Frankly, I thought the bill was absurd and would be unenforceable. It would have allowed some adults to purchase cigarettes and tobacco products, whilst denying that possibility to other younger adults: Some adults would have a right to smoke, but others would not.
Had the measure become law, it would have provided a new bureaucratic overhead for each transaction at the tobacconist or other retailer’s counter.
Rishi’s Bill never made it to the statute book because Parliament was dissolved for the general election. The new Labour Government has made clear its intention to reintroduce the Bill with the same absurd distinction based on the age of adults.

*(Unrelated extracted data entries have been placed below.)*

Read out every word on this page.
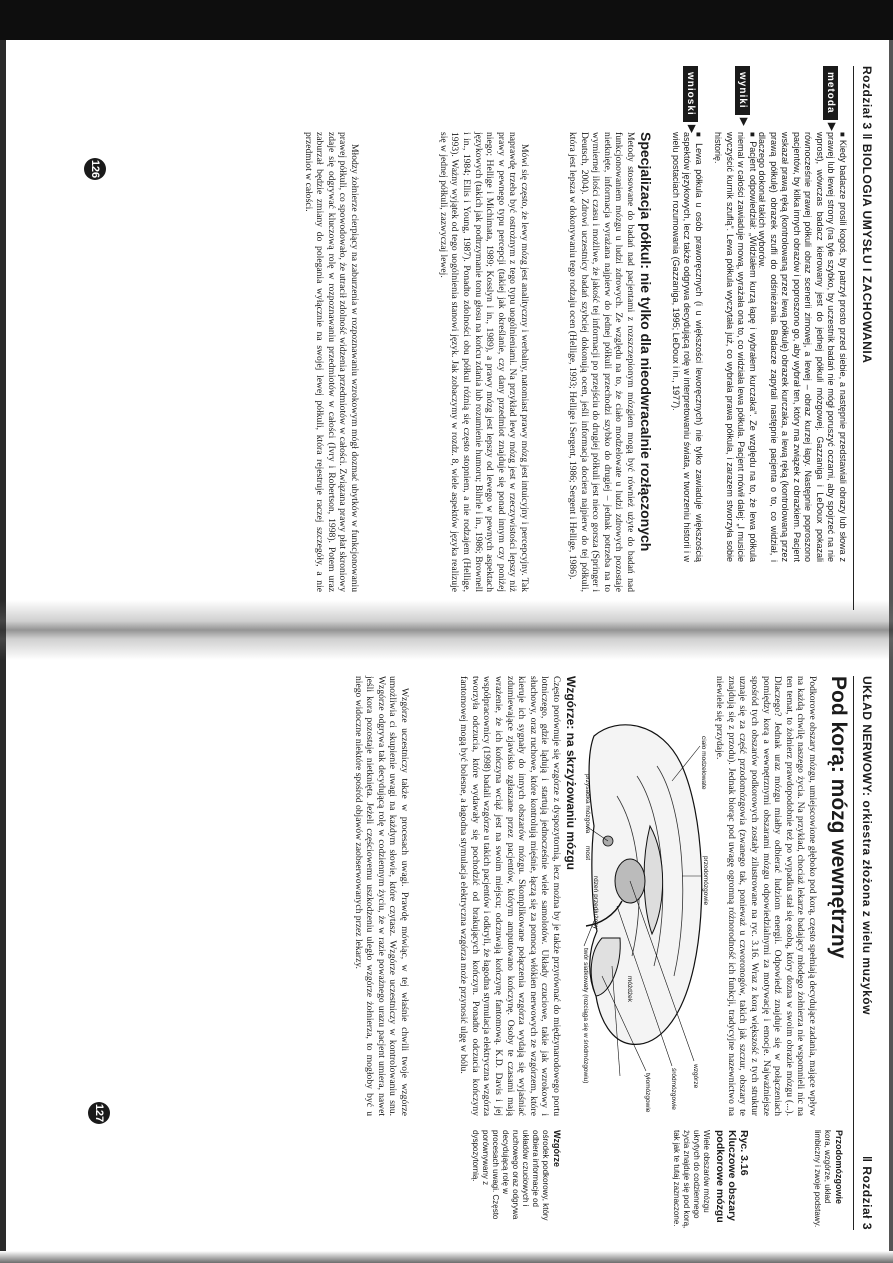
Rozdział 3 ‖ BIOLOGIA UMYSŁU I ZACHOWANIA
metoda ▶
■ Kiedy badacze prosili kogoś, by patrzył prosto przed siebie, a następnie przedstawiali obrazy lub słowa z prawej lub lewej strony (na tyle szybko, by uczestnik badań nie mógł poruszyć oczami, aby spojrzeć na nie wprost), wówczas badacz kierowany jest do jednej półkuli mózgowej. Gazzaniga i LeDoux pokazali równocześnie prawej półkuli obraz scenerii zimowej, a lewej – obraz kurzej łapy. Następnie poproszono pacjentów, by kilka innych obrazów i poproszono go, aby wybrał ten, który ma związek z obrazkiem. Pacjent wskazał prawą ręką (kontrolowaną przez lewą półkulę) obrazek kurczaka, a lewą ręką (kontrolowaną przez prawą półkulę) obrazek szufli do odśnieżania. Badacze zapytali następnie pacjenta o to, co widział, i dlaczego dokonał takich wyborów.
wyniki ▶
■ Pacjent odpowiedział: „Widziałem kurzą łapę i wybrałem kurczaka”. Ze względu na to, że lewa półkula niemal w całości zawiaduje mową, wyrażała ona to, co widziała lewa półkula. Pacjent mówił dalej: „I musicie wyczyścić kurnik szuflą”. Lewa półkula wyczytała już, co wybrała prawa półkula, i zarazem stworzyła sobie historię.
wnioski ▶
■ Lewa półkula u osób praworęcznych (i u większości leworęcznych) nie tylko zawiaduje większością aspektów językowych, lecz także odgrywa decydującą rolę w interpretowaniu świata, w tworzeniu historii i w wielu postaciach rozumowania (Gazzaniga, 1995; LeDoux i in., 1977).
Specjalizacja półkul: nie tylko dla nieodwracalnie rozłączonych
Metody stosowane do badań nad pacjentami z rozszczepionym mózgiem mogą być również użyte do badań nad funkcjonowaniem mózgu u ludzi zdrowych. Ze względu na to, że ciało modzelowate u ludzi zdrowych pozostaje nietknięte, informacja wyrażana najpierw do jednej półkuli przechodzi szybko do drugiej – jednak potrzeba na to wymiernej ilości czasu i możliwe, że jakość tej informacji po przejściu do drugiej półkuli jest nieco gorsza (Springer i Deutsch, 2004). Zdrowi uczestnicy badań szybciej dokonują ocen, jeśli informacja dociera najpierw do tej półkuli, która jest lepsza w dokonywaniu tego rodzaju ocen (Hellige, 1993; Hellige i Sergent, 1986; Sergent i Hellige, 1986).
Mówi się często, że lewy mózg jest analityczny i werbalny, natomiast prawy mózg jest intuicyjny i percepcyjny. Tak naprawdę trzeba być ostrożnym z tego typu uogólnieniami. Na przykład lewy mózg jest w rzeczywistości lepszy niż prawy w pewnego typu percepcji (takiej jak określanie, czy dany przedmiot znajduje się ponad innym czy poniżej niego; Hellige i Michimata, 1989; Kosslyn i in., 1989), a prawy mózg jest lepszy od lewego w pewnych aspektach językowych (takich jak podtrzymanie tonu głosu na końcu zdania lub rozumienie humoru; Bihrle i in., 1986; Brownell i in., 1984; Ellis i Young, 1987). Ponadto zdolności obu półkul różnią się często stopniem, a nie rodzajem (Hellige, 1993). Ważny wyjątek od tego uogólnienia stanowi język. Jak zobaczymy w rozdz. 8, wiele aspektów języka realizuje się w jednej półkuli, zazwyczaj lewej.
Młodzy żołnierze cierpiący na zaburzenia w rozpoznawaniu wzrokowym mógł dozmać ubytków w funkcjonowaniu prawej półkuli, co spowodowało, że utracił zdolność widzenia przedmiotów w całości. Związana prawy płat skroniowy zdaje się odgrywać kluczową rolę w rozpoznawaniu przedmiotów w całości (Ivry i Robertson, 1998). Potem uraz zaburzał będzie zmiany do polegania wyłącznie na swojej lewej półkuli, która rejestruje raczej szczegóły, a nie przedmiot w całości.
126
UKŁAD NERWOWY: orkiestra złożona z wielu muzyków
‖ Rozdział 3
Pod korą: mózg wewnętrzny
Podkorowe obszary mózgu, umiejscowione głęboko pod korą, często spełniają decydujące zadania, mające wpływ na każdą chwilę naszego życia. Na przykład, chociaż lekarze badający młodego żołnierza nie wspomnieli nic na ten temat, to żołnierz prawdopodobnie też po wypadku stał się osobą, który dozna w swoim obrazie mózgu (...). Dlaczego? Jednak uraz mózgu miałby odbierać ludziom energii. Odpowiedź znajduje się w połączeniach pomiędzy korą a wewnętrznymi obszarami mózgu odpowiedzialnymi za motywację i emocje. Najważniejsze spośród tych obszarów podkorowych zostały zilustrowane na ryc. 3.16. Wraz z korą większość z tych struktur uznaje się za część przodomózgowia (zwanego tak, ponieważ u czworonogów, takich jak szczur, obszary te znajdują się z przodu). Jednak biorąc pod uwagę ogromną różnorodność ich funkcji, tradycyjne nazewnictwo na niewiele się przydaje.
ciało modzelowate
przodomózgowie
wzgórze
śródmózgowie
tyłomózgowie
przysadka mózgowa
most
rdzeń przedłużony
móżdżek
twór siatkowaty (rozciąga się w śródmózgowiu)
Wzgórze: na skrzyżowaniu mózgu
Często porównuje się wzgórze z dyspozytornią, lecz można by je także przyrównać do międzynarodowego portu lotniczego, gdzie lądują i startują jednocześnie wiele samolotów. Układy czuciowe, takie jak wzrokowy i słuchowy, oraz ruchowe, które kontrolują mięśnie, łączą się za pomocą włókien nerwowych ze wzgórzem, które kieruje ich sygnały do innych obszarów mózgu. Skomplikowane połączenia wzgórza wydają się wyjaśniać zdumiewające zjawisko zgłaszane przez pacjentów, którym amputowano kończynę. Osoby te czasami mają wrażenie, że ich kończyna wciąż jest na swoim miejscu; odczuwają kończynę fantomową. K.D. Davis i jej współpracownicy (1998) badali wzgórze u takich pacjentów i odkryli, że łagodna stymulacja elektryczna wzgórza tworzyła odczucia, które wydawały się pochodzić od brakujących kończyn. Ponadto odczucia kończyny fantomowej mogą być bolesne, a łagodna stymulacja elektryczna wzgórza może przynosić ulgę w bólu.
Wzgórze uczestniczy także w procesach uwagi. Prawdę mówiąc, w tej właśnie chwili twoje wzgórze umożliwia ci skupienie uwagi na każdym słowie, które czytasz. Wzgórze uczestniczy w kontrolowaniu snu. Wzgórze odgrywa tak decydującą rolę w codziennym życiu, że w razie poważnego urazu pacjent umiera, nawet jeśli kora pozostaje nietknięta. Jeżeli częściowemu uszkodzeniu uległo wzgórze żołnierza, to mogłoby być u niego widoczne niektóre spośród objawów zaobserwowanych przez lekarzy.
127
Przodomózgowie
kora, wzgórze, układ limbiczny i zwoje podstawy.
Ryc. 3.16
Kluczowe obszary podkorowe mózgu
Wiele obszarów mózgu ukrytych do codziennego życia znajduje się pod korą, tak jak te tutaj zaznaczone.
Wzgórze
ośrodek podkorowy, który odbiera informacje od układów czuciowych i ruchowego oraz odgrywa decydującą rolę w procesach uwagi. Często porównywany z dyspozytornią.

In addition, it has trailed the possibility that it will include within the new bill, a provision to ban smoking in public places. In particular, it has pubs and other hospitality venues in its sights. This might have a significant damaging impact on the trade which is already experiencing a worrying number of closures.
The argument that smoking outside might impact the health of third parties, particularly when it is often in a designated separate area, is pretty difficult to sustain.
Ministers, and many of our citizens, especially in the medical professions, strongly disapprove of smoking. The mark of a free society, however, is that -within reason- we tolerate things of which we disapprove. It is difficult not to believe that adults are to be forbidden from smoking in public, because other adults and the new government just don’t like it.
The Prime Minister’s stated rationale for making the proposal is based on the need to protect the NHS from having to treat a cause of so much avoidable death.
Given our socialised healthcare system, there is a logic for coercive control over the lifestyle choices of individuals which might place too great a burden on the medical provision that has to be shared for everyone.
Just reflect for a moment however, where this principle is leading. It is the thin end of a very thick wedge. It opens the door to interference with all sorts of lifestyle choices, what we eat, drink, and even what potentially dangerous hobbies we might be allowed enjoy.
Or, was the real purpose of this announcement to grab the headline, taking the attention away from other government woes?